DAS INVESTMENT.com: Unglückliches Timing.
Schleuniger: Manchmal kann man es sich nicht aussuchen. Wir wollten den Fonds eigentlich schon ein Jahr früher auf den Markt bringen, aber die Registrierung hat sich immer wieder hingezogen.
DAS INVESTMENT.com: Der Fonds verliert 40 Prozent in den ersten sechs Monaten und steigt seit Anfang des Jahres um über 50 Prozent. Das ist ja mal Schwellenländer-Halligalli in Reinkultur.
Schleuniger: Im vergangenen Jahr hat eine massive Übertreibung nach unten stattgefunden.
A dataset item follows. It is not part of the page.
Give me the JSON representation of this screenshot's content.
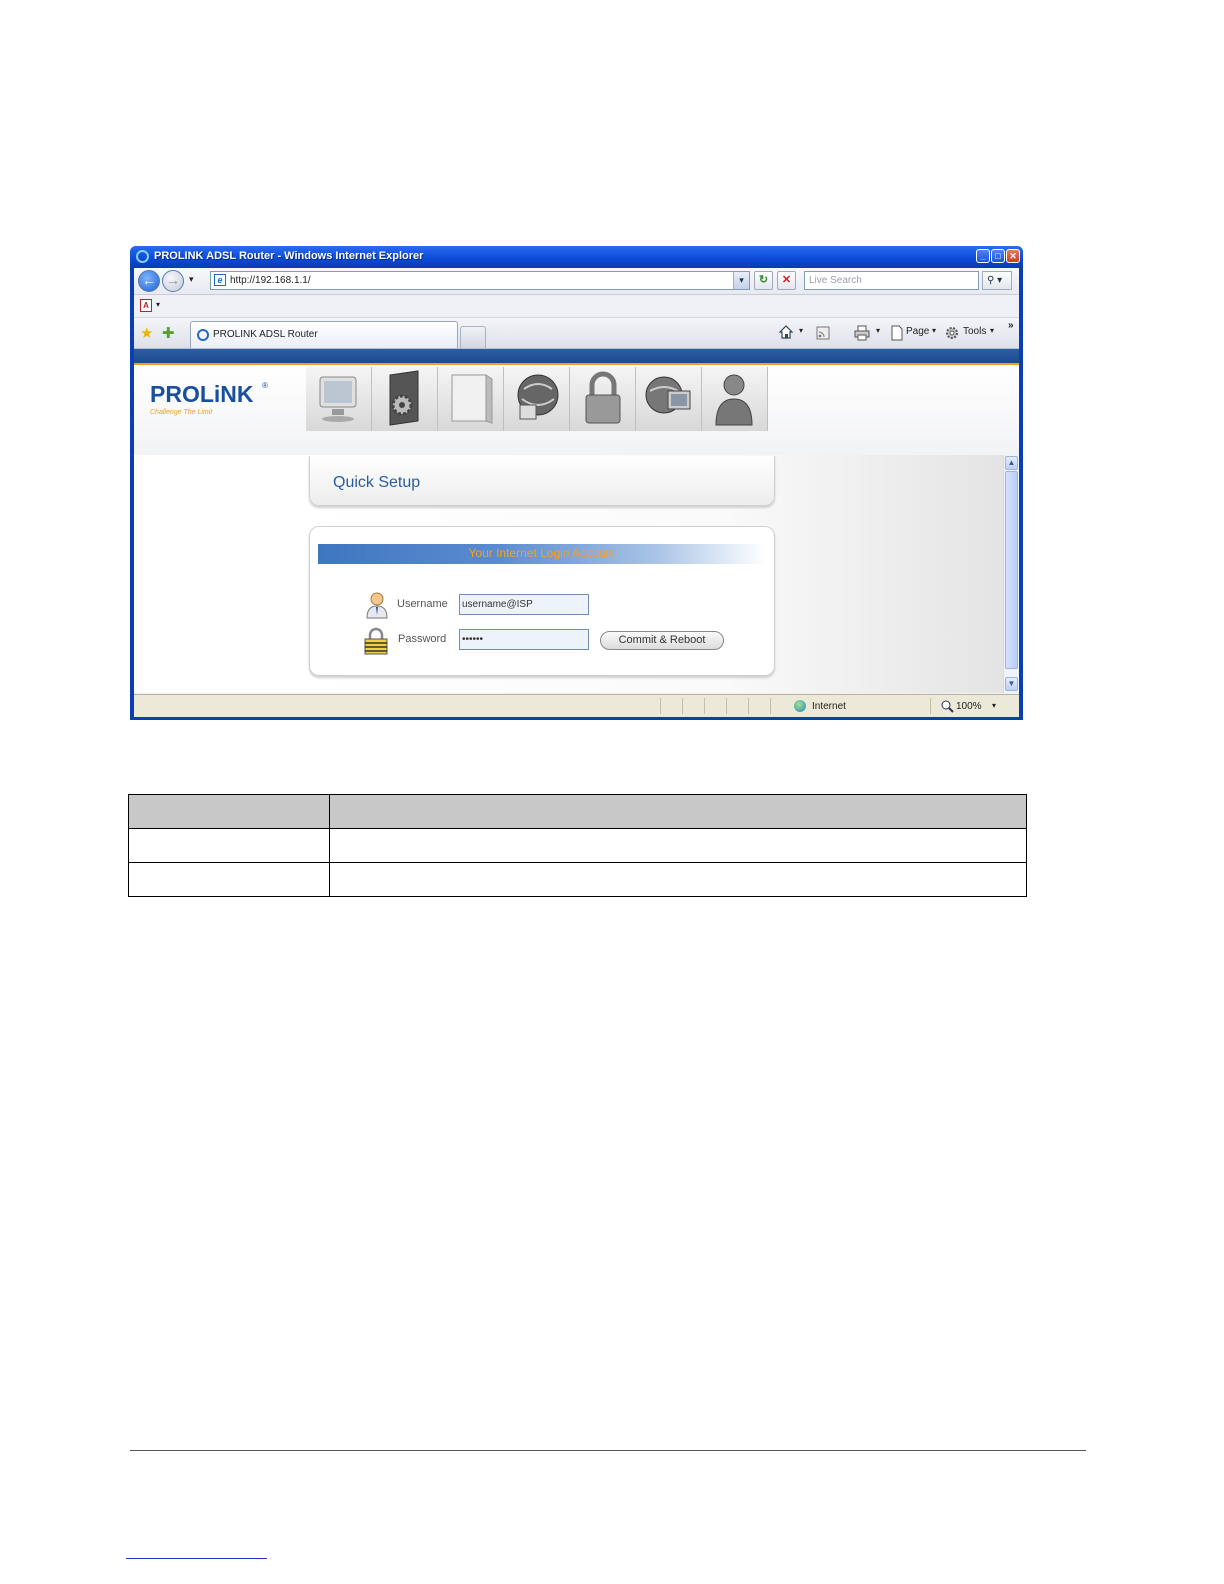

Der Risikoappetit war auf dem Nullpunkt, ganz solide Unternehmen waren auf einmal fast nichts mehr wert, die Währungen wurden schwächer. Das war keine schöne Zeit.
DAS INVESTMENT.com: Aber nun geht es ja wieder flink nach oben. Erholen sich die Märkte lediglich oder wird jetzt im positiven Sinne übertrieben?
Schleuniger: Sowohl als auch. Einzelne Rohstoffunternehmen sind schon wieder sehr sportlich bewertet und teilweise auch etwas übertrieben, da bin ich jetzt eher vorsichtig. Dann gibt es noch Konsumwerte, etwa Brauerein aus Nigeria, die haben ganz exzellente Zahlen geliefert. In Telekomwerten ist auch noch genügend Fantasie. Afrika ist ein sehr spannender und vor allem langfristiger Trend, genauso wie der Bric-Ansatz.
DAS INVESTMENT.com: Der afrikanische Rohstoffmarkt hängt aber stark vom Wohl und Weh der chinesischen Wirtschaft ab. Ist der Kontinent mehr als nur ein großer Baumarkt für chinesische Unternehmen.